昭和36年、私が生まれたその年、遙か彼方の国で一人の男が大統領になった。第35代アメリカ合衆国大統領ジョン・F・ケネディ(John Fitzgerald Kennedy)。
「国が諸君のために何が出来るかを問うのではなく、諸君が国のために何が出来るかを問うてほしい。」
就任演説で発したその言葉は余りにも有名で、失敗や不満を外に求めたがる今の私にとっては実に耳が痛い。もらえる年金額にぶつぶつ愚痴を言いながら、65歳まで穏便に過ごせないか考えている愚か者だ(汗)
太平洋戦争が終わり、街を闊歩する進駐軍に子供達が「ギブミーチョコレート」と駆け寄るシーンを、子供の頃にドラマや終戦特集で観た記憶がある。群がる子供たちに惜しげも無くチョコレートを与えるアメリカ兵に、優しさと裕福さを感じた。しかし今にして思えば当時の進駐軍は、日本の国家予算の1/3を軍駐留経費に使っている。配られるチョコレートも国家予算だったのだ。物をねだれば気前よくくれるアメリカは、実は腹黒だったりするのだ。
欲しい欲しいとタダねだるだけでは、腹黒い者につけ込まれる。「ギブミーチョコレート」と叫んだ子供達が、高度成長を支えた大人となっていく。立国を目指す大人たちを見ながら私は育った。外人への接し方が変わる。モノをねだりたいわけじゃ無い。街で見かけた外人に、ただ「ハローハロー」と恥ずかしげに声を掛けるだけで良かった。その行動を友達に自慢し、はしゃぐだけで満足出来た。まだまだ後進国だった日本が、先進国の人に「こんにちは」と声をかけることが、嬉しくてたまらなかったのだ。
2013年11月19日。キャロライン・ケネディ、第29代駐日アメリカ合衆国大使着任。感慨深くも、亡き大統領の娘が日本にやって来た。
2016年暮れ、youtubeでアメリカ大使館が、流行歌「恋ダンス」に乗せてダンスの動画を公開され話題になった。

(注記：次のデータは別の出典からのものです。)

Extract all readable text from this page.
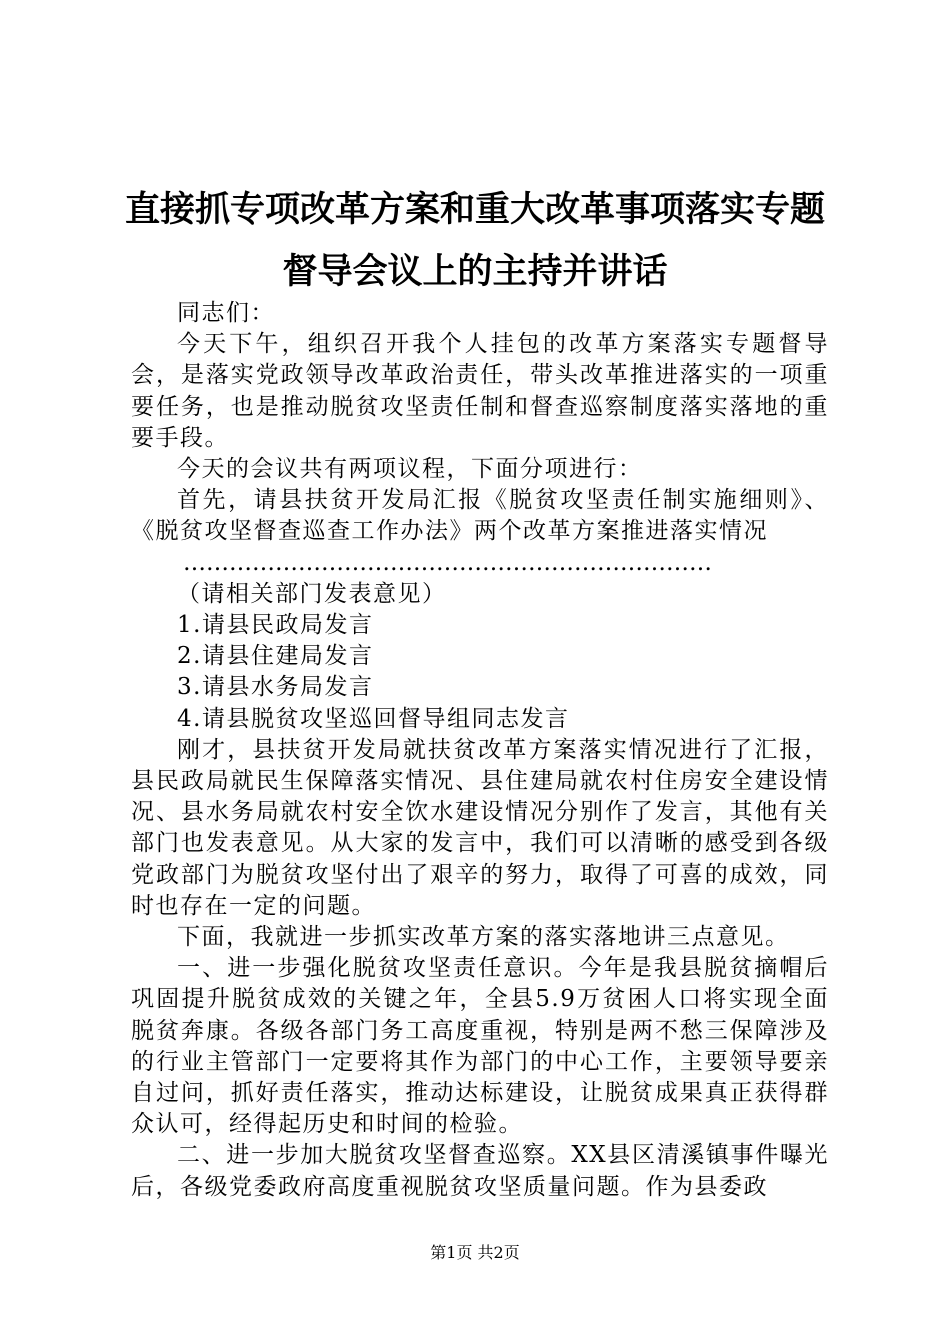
直接抓专项改革方案和重大改革事项落实专题
督导会议上的主持并讲话

同志们：

今天下午，组织召开我个人挂包的改革方案落实专题督导会，是落实党政领导改革政治责任，带头改革推进落实的一项重要任务，也是推动脱贫攻坚责任制和督查巡察制度落实落地的重要手段。

今天的会议共有两项议程，下面分项进行：

首先，请县扶贫开发局汇报《脱贫攻坚责任制实施细则》、《脱贫攻坚督查巡查工作办法》两个改革方案推进落实情况

……………………………………………………………

（请相关部门发表意见）

1.请县民政局发言

2.请县住建局发言

3.请县水务局发言

4.请县脱贫攻坚巡回督导组同志发言

刚才，县扶贫开发局就扶贫改革方案落实情况进行了汇报，县民政局就民生保障落实情况、县住建局就农村住房安全建设情况、县水务局就农村安全饮水建设情况分别作了发言，其他有关部门也发表意见。从大家的发言中，我们可以清晰的感受到各级党政部门为脱贫攻坚付出了艰辛的努力，取得了可喜的成效，同时也存在一定的问题。

下面，我就进一步抓实改革方案的落实落地讲三点意见。

一、进一步强化脱贫攻坚责任意识。今年是我县脱贫摘帽后巩固提升脱贫成效的关键之年，全县5.9万贫困人口将实现全面脱贫奔康。各级各部门务工高度重视，特别是两不愁三保障涉及的行业主管部门一定要将其作为部门的中心工作，主要领导要亲自过问，抓好责任落实，推动达标建设，让脱贫成果真正获得群众认可，经得起历史和时间的检验。

二、进一步加大脱贫攻坚督查巡察。XX县区清溪镇事件曝光后，各级党委政府高度重视脱贫攻坚质量问题。作为县委政

第1页 共2页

今、若い人たちは物怖じもせず、海外へ飛び立っている。多くの日本人が、世界で活躍している。日本は世界のために何ができるかを問える国になったのだ。
世界の人々とダンスができる国になったのだ。
「ギブミー年金」などと愚痴る前に、働ける内は働こう!
「働く事が国のためになる。」などと綺麗事でオチをつけるつもりはないが、この歳までデザインの世界で働ける事が、ただ嬉しくてたまらないだけなのだ。